Marko Grobelnik, researcher of the Artificial Intelligence Laboratory at the Jožef Štefan Institute and Slovenia’s digital spokesperson on new developments in artificial intelligence, emphasized that one of the main lessons learned in the current crisis is the need for faster action: “We are preparing a digital twin of the country. The aim is to connect data streams from healthcare, pharmacy, economy, transport, supply chains, media, social services and the statistical office into a unified analytical model that will enable real time and high quality interpretation and forecasting of trends in the country. If we are successful, Slovenia will be the first country in the world with an effective analytical model to support further measures and steps taken by the state.”
Marjan Sušelj, Director of the Health Insurance Institute of Slovenia, noted that every patient has the right to receive high quality and timely treatment. In the situation of a pandemic this right has been shifted aside somewhat by other priorities. In his opinion the healthcare budget will need to increase in the future. Mr. Sušelj also touched upon the investments made by pharmaceutical companies in the search of a vaccine and treatment for Covid-19 and added: “We must all focus primarily on the welfare of patients and assuring maximum accessibility, which does require sufficient funding.”

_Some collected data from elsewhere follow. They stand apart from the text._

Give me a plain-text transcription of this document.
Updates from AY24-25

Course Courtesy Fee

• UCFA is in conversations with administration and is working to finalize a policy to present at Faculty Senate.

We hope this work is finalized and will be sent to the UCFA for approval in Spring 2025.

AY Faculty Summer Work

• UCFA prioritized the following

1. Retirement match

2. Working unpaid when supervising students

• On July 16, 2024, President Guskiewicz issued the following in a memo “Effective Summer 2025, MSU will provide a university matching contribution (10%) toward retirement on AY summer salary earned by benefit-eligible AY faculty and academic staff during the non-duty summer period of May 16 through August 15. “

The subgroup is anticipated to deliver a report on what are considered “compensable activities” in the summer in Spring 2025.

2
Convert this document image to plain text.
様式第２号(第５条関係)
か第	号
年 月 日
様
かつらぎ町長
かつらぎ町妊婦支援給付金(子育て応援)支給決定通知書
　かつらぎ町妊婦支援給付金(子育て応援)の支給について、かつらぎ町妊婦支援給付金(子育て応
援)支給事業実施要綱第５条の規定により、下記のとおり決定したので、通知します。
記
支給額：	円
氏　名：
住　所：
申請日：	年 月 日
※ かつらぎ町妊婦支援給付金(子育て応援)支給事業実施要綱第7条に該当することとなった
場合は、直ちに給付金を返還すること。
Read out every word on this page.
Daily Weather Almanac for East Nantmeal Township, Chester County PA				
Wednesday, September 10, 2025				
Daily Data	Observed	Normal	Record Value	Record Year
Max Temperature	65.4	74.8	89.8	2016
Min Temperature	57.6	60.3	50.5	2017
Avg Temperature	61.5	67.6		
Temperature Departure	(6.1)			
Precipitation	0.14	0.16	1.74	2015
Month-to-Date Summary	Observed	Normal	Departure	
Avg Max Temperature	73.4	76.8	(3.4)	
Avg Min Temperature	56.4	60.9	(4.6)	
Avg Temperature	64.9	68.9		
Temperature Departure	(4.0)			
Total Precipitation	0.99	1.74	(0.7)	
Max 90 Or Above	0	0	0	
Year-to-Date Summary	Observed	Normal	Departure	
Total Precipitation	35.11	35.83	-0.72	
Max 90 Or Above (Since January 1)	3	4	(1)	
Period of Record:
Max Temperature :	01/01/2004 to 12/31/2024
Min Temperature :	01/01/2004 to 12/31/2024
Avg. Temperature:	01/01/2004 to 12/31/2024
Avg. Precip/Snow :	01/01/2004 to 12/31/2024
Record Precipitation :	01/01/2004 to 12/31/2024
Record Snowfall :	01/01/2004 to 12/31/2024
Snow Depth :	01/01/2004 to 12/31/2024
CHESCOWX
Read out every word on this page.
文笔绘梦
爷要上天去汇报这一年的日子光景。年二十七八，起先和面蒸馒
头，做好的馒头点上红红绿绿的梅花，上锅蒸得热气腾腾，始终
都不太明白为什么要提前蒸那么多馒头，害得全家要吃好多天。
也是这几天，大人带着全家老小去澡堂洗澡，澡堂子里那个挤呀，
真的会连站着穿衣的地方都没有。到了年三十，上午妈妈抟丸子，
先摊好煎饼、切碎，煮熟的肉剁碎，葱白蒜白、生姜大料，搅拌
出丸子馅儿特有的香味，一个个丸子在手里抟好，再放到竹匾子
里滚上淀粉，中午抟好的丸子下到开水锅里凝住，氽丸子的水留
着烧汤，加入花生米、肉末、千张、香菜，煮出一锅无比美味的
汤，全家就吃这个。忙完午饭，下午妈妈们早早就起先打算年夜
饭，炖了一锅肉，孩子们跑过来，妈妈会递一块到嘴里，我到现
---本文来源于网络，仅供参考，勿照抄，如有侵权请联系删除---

Doroteja Novak Gosarič from the Directorate of Health Protection at the Ministry of Health said that they eagerly awaiting a cure and vaccine against the coronavirus and added: “In this respect the co-operation and solidarity among all EU countries is essential as it is the best way to assure that we reach a cure and vaccine as fast as possible.”
Participants of the panel discussion led by dr. Petra Došenovič Bonča, associate professor at the Faculty of Economics of the University of Ljubljana, agreed that the current circumstances dictate stronger cooperation at a national and international level. Participants also agreed that investments into research and development must continue and that new sources and forms of financing should be found to enable faster introduction of innovations into health systems to increase their accessibility for the benefit of patients.